Individuals who notice deterioration of vision or distortion should have their eyes checked by an ophthalmologist to determine if exudative macular degeneration is developing. Regular self testing using a modified Amsler Grid Chart is a very useful modality to monitor for early disease progression and any change in distortion should prompt early ophthalmic assessment. The ophthalmic examination will involve checking acuity, clinically examining the macula after papillary dilation with bi-microscopy, then performing optical coherence tomography (OCT) scans of the macula to assess in fine detail, the anatomy and pathological processes involving the macula. Subsequently, fluorescein angiography will be indicated to confirm the presence of blood vessel growth in the deeper retinal tissue causing either hemorrhage or leakage of fluid.
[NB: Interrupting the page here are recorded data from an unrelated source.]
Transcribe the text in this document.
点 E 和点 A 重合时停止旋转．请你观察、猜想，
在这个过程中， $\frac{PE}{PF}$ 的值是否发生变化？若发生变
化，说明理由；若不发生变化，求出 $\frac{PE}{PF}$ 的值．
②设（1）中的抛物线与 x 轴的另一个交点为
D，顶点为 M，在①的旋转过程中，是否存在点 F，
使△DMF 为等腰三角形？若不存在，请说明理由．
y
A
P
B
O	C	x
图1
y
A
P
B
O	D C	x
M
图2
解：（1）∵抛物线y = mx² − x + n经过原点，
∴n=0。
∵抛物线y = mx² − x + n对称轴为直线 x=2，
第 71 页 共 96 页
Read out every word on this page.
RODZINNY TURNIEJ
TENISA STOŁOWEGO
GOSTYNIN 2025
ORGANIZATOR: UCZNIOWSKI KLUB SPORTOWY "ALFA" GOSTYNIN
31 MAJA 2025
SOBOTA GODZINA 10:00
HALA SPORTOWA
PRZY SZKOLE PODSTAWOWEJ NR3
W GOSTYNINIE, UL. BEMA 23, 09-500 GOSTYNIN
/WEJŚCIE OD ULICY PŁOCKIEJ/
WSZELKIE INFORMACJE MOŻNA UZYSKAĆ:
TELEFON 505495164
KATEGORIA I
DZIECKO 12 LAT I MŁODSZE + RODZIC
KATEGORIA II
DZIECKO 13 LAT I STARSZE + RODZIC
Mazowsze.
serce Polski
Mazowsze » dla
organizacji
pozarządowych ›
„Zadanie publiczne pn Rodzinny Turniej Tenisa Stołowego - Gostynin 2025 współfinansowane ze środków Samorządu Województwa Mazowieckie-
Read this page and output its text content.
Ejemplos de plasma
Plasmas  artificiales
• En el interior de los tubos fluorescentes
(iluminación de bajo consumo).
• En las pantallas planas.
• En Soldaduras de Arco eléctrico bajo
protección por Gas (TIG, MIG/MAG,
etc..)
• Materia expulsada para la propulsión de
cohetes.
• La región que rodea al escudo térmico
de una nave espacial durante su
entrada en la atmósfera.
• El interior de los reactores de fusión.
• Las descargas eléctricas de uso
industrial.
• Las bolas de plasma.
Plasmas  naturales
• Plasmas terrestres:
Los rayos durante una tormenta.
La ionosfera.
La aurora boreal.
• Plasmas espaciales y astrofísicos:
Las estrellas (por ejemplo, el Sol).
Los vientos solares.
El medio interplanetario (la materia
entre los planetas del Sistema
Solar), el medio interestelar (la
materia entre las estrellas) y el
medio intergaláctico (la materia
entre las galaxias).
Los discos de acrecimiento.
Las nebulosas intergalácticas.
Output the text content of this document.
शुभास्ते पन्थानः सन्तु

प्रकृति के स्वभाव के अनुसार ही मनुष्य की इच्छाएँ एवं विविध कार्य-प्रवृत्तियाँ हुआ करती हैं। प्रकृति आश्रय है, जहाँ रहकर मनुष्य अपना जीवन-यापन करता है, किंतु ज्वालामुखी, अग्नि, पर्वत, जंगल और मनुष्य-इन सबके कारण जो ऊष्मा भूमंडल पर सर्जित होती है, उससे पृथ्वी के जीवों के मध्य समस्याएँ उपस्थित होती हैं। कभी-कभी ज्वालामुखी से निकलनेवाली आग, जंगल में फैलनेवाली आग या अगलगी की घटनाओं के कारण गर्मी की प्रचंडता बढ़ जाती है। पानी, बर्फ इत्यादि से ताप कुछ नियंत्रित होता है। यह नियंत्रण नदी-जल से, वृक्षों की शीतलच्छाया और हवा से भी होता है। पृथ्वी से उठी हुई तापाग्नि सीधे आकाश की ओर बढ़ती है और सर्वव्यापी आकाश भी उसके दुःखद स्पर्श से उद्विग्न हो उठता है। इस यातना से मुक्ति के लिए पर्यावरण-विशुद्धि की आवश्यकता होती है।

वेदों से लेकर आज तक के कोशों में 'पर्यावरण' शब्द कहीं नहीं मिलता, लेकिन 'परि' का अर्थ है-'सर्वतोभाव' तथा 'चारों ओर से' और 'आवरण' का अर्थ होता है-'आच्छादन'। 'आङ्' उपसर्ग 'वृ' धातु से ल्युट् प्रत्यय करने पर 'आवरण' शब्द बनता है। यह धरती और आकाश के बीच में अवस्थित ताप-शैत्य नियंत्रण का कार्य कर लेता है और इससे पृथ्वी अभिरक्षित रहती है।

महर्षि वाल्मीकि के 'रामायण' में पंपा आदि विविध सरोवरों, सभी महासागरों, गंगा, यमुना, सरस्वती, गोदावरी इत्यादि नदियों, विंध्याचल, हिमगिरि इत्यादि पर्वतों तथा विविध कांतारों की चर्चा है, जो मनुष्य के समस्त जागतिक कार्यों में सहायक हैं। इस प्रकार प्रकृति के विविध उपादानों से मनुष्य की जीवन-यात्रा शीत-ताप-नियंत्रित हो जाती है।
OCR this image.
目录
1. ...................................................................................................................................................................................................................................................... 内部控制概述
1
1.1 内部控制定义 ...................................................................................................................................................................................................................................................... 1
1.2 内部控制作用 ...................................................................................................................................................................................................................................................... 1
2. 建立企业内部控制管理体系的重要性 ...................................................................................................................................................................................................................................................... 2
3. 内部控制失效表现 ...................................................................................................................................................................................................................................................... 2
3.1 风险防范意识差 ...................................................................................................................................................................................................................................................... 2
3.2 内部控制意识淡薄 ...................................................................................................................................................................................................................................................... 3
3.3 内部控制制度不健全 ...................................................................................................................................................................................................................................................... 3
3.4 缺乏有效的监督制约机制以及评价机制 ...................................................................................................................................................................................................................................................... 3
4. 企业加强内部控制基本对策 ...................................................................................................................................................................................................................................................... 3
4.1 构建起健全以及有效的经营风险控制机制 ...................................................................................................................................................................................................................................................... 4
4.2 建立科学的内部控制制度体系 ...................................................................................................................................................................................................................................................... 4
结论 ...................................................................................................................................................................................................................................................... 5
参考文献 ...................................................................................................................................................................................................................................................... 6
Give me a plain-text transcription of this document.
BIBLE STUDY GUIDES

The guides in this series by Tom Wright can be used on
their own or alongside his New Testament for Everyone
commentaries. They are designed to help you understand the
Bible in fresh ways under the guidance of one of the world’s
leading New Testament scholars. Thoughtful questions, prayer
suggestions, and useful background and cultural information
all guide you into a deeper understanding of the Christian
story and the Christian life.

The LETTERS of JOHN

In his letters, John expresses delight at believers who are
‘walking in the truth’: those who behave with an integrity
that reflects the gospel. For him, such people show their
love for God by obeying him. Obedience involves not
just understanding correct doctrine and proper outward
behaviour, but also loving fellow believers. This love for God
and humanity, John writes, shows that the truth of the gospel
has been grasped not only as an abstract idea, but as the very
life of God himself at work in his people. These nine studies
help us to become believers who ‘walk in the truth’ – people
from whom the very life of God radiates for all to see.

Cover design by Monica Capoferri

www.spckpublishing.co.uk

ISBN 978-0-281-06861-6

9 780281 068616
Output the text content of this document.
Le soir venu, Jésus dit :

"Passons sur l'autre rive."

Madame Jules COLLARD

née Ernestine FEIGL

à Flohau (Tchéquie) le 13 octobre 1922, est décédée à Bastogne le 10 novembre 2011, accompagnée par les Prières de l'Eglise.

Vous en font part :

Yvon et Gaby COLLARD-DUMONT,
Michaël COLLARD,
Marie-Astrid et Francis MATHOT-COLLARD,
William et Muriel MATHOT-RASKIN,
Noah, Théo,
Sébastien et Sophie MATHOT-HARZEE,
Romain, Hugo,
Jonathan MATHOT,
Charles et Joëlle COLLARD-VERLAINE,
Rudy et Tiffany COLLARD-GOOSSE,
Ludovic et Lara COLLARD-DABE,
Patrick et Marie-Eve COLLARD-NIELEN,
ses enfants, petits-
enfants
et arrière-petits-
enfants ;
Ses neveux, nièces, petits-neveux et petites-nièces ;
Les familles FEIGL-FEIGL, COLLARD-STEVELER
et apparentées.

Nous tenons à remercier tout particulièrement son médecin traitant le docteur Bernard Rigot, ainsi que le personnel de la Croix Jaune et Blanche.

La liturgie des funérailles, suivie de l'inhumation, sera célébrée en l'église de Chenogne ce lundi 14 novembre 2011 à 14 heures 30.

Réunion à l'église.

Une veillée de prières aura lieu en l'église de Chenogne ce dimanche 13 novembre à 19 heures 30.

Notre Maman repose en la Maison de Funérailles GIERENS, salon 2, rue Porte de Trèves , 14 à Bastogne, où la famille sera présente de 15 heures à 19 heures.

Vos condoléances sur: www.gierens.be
In some cases of ‘wet’ macular degeneration, when indicated, prompt treatment with intravitreal injections of anti-vascular endothelial growth factor (anti-VEGF) agents such as Lucentis and Eylea (now available for authorised patients through the PBS after fluorescein angiographic confirmation) into the eye, may be useful in slowing and sometimes reversing visual loss in some patients and a number of important trials have confirmed the benefit of this treatment. These injections may have to be repeated regularly depending on the individual response for each patient.
Intra-vitreal injections are undertaken under topical and local anaesthesia using a sterile technique in the clinic’s treatment/procedure room. The technique involves firstly administering drops of topical anaesthetic after which the eye and eyelids are wiped with an antiseptic solution. A speculum is inserted to help keep the eyelids open and the eyelashes away from the sterile field. Local anaesthetic is injected under the conjunctiva at the site of the intravitreal injection near the corneal limbus. The intravitreal agent is then prepared and then injected into the eye. The eye is then irrigated to remove any residual antiseptic. Antibiotic ointment is applied and an eye pad placed until the patient reaches home. Antibiotic ointment is administered for 3 days post treatment. Attached is our post injection information sheet.
The main risks of treatment include intra-ocular infection (endophthalmitis) which is rare however is potentially blinding, lens damage causing cataract to develop, intravitreal haemorrhage, retinal detachment and elevated intra ocular pressure (usually temporary). Systemic risks include a slight increased chance of stroke and other thromboembolic events. Obviously these risks need to be weighed up individually against the potential benefits of treatment prior to proceeding.